While the characterisations of the protagonists in KD and Nandalala are similar, the films have vastly different moods. Nandalala is deeply philosophical with tragicomic undertones. KD is almost entirely, a comedy film.

In this case, the adult (cynic) and the child (happy) in the equation are distinct. Kutty is the ‘grown-up’ and KD is the kid. Take this incident – KD eats mutton biriyani in an eatery with relish every day, oblivious to the owner who is using him for marketing purposes. It is Kutty who demands a share in profits of the eatery. Kutty has the ego of an adult too – he refuses to step foot in the temple when he is slighted by the trustee.

The characters act ‘age appropriately’ in two cases – when they visit a waterfall and when Kutty gets a chance at education. In the first instance, the place reminds KD of the thalaikoothal that almost happened to him and insists on leaving while Kutty refuses adamantly. In the second case, KD gives an old man’s advice on the importance of education. Kutty reluctantly gives in and agrees to study in the end.
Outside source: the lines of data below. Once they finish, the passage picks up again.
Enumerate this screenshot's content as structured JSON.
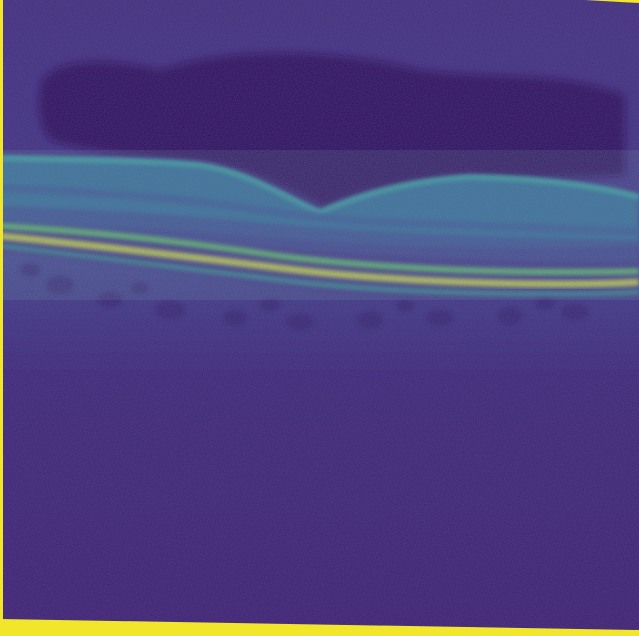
{
  "image": {
    "kind": "retinal OCT B-scan (viridis colormap)",
    "palette": {
      "background": "#3e2a78",
      "deep_background": "#3a1f6e",
      "vitreous_dark": "#2b0f57",
      "retina_teal": "#2a8fa0",
      "retina_green": "#25a98b",
      "bright_layer": "#6fd25a",
      "rpe_yellow": "#d9e73b",
      "edge_yellow": "#f2e62a"
    }
  }
}
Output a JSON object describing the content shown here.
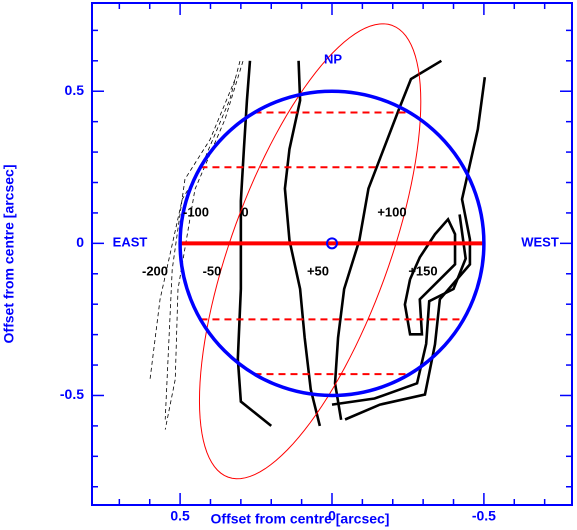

The device of a road movie offers scope for introducing a varied array of characters and events incidentally. Characters can be fleshed out with multiple instances of external conflict without the latter seeming contrived. Bhasker Mani repeatedly tries to defend those who are powerless – he has some innate sense of good. In a marvelous stretch, Akhilesh tries to fend off a police officer by incessantly spouting out a nonsensical rant in English. KD achieves his lifelong dream of emulating MGR. Kutty can be smooth tongued if he wants to – he gets a bottle of wine for KD after convincing another man to give it away.

On watching the two films, this nagged me – what if it were Valli and her granddaughter that had went on this road trip? Is it even plausible for them to do so? With the imminent dangers of the world at night, that story might be realistic in a fantasy world alone.